11/04/2025 | Press release | Distributed by Public on 11/04/2025 11:03
The grantmaking organization Open Philanthropy has awarded funding for a University of California San Diego technology designed to stop the spread of malaria.
The $500,000 grant to School of Biological Sciences Professor Ethan Bier's lab supports the development of a new gene-editing system that blocks mosquitoes from spreading parasites that cause malaria. In 2023, mosquitoes were responsible for a reported 263 million malaria infections, which led to nearly 600,000 deaths, the majority of which were children.
The new genetic technology is being developed to complement existing work by the University of California Malaria Initiative, a collaborative effort with researchers from four University of California campuses (Berkeley, Davis, Irvine and San Diego) and Johns Hopkins University.
As announced in July, Bier's Laboratory, in conjunction with researchers at Johns Hopkins University, UC Berkeley and the University of São Paulo, developed a new way of genetically blocking Asian mosquitoes from transmitting malaria.
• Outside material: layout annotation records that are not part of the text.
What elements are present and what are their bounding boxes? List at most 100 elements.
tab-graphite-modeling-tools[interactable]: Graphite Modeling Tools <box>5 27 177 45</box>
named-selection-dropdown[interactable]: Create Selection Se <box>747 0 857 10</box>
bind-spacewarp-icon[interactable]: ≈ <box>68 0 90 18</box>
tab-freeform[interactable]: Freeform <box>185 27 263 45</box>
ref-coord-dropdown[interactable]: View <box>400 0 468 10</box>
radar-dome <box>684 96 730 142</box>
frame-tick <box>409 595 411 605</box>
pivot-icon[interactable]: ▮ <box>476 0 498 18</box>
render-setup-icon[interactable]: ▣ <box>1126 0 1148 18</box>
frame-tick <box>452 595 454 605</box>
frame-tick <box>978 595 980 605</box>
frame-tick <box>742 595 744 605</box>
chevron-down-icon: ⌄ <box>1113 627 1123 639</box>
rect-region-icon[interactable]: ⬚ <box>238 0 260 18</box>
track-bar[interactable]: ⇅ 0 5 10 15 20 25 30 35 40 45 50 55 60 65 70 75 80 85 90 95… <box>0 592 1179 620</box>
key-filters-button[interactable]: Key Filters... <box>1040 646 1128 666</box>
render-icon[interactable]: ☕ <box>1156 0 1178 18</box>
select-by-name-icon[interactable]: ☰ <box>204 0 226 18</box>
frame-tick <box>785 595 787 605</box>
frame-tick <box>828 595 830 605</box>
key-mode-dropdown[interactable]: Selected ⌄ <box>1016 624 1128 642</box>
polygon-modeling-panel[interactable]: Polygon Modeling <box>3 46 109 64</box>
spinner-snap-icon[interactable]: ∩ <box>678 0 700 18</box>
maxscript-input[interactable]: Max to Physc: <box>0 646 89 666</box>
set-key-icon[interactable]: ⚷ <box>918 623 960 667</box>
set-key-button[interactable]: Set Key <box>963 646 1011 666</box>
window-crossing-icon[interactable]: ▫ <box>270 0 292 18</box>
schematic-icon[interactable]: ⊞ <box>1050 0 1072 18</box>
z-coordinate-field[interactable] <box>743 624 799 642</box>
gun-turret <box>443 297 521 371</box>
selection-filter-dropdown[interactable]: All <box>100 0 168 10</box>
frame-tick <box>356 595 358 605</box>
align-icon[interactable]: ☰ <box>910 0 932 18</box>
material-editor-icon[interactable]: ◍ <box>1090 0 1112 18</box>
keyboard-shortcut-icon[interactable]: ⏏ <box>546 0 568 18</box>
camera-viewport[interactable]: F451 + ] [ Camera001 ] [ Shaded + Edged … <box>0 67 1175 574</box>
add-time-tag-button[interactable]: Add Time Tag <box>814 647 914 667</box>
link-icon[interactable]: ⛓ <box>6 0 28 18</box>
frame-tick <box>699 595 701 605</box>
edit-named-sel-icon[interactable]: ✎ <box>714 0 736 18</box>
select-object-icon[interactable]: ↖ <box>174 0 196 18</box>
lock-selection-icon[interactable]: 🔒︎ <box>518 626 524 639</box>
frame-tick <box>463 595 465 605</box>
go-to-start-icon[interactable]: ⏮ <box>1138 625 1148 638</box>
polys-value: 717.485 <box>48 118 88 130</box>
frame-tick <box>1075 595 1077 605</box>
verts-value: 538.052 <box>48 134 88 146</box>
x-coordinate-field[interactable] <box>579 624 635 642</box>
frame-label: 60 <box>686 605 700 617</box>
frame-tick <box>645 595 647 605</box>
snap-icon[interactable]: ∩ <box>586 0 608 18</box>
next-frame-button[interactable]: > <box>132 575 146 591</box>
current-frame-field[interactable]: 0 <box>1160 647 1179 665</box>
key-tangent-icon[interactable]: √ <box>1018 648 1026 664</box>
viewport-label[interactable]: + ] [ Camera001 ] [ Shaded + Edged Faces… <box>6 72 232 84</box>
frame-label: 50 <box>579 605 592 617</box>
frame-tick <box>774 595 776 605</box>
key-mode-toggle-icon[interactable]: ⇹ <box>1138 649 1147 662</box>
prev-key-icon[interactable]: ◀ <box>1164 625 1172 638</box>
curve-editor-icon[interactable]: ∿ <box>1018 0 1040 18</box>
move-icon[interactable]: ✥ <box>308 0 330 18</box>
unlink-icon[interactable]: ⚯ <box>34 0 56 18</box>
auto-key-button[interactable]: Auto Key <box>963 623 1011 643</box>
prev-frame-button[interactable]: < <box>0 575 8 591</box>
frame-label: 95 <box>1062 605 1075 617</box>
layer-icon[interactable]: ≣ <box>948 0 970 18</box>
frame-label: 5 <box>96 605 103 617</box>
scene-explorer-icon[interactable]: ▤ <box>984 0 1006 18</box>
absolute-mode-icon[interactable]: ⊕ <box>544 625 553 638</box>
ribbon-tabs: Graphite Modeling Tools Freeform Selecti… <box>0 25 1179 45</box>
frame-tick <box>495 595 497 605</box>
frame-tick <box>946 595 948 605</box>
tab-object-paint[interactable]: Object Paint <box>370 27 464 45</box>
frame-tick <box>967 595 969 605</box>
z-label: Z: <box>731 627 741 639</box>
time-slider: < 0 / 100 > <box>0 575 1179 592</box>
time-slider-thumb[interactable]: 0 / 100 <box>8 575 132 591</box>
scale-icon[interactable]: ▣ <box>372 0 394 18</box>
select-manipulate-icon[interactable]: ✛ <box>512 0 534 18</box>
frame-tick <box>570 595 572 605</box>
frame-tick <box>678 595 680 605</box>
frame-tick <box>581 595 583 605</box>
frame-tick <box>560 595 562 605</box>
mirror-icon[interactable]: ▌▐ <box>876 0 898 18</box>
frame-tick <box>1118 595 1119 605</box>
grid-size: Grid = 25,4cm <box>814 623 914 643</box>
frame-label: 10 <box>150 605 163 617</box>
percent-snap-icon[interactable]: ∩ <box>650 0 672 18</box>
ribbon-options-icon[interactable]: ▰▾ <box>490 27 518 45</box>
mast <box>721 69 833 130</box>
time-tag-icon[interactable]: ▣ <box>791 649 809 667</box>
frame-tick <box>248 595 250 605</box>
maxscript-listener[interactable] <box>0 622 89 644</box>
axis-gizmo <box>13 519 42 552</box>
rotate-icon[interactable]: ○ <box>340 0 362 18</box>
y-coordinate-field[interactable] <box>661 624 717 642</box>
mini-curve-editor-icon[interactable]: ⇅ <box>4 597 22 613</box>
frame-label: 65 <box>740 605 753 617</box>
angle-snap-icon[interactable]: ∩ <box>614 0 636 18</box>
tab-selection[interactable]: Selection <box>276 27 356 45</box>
The researchers created a new gene-editing system based on CRISPR technology that stops the malaria-parasite transmission process by changing a single amino acid within a protein in mosquitoes.
By switching just one amino acid (L224) within a protein known as FREP1 with a naturally occurring genetic alternate, or allele (Q224), the parasites are no longer able to spread from one individual to another. With the new funding, Bier and his colleagues will transfer the technology from Asian to African mosquitoes.
"We plan to adapt the highly efficient FREP1 allelic-drive replacement strategy from the Asian mosquito (Anopheles stephensi) to the African vectors (Anopheles gambiae/coluzzii) and to develop drive-mitigating genetic systems to delete or inactivate a gene drive should that be necessary," said Bier.
Similar to a gene-drive, the researchers are also designing a version of the drive technology in which the transgenic element is designed to eventually disappear from the population, leaving only the beneficial allelic variant (one that does not support malaria transmission) in the environment.
Competing interest disclosure: Bier has equity interest in two companies he co-founded: Agragene Inc. and Synbal Inc., which may potentially benefit from the research results.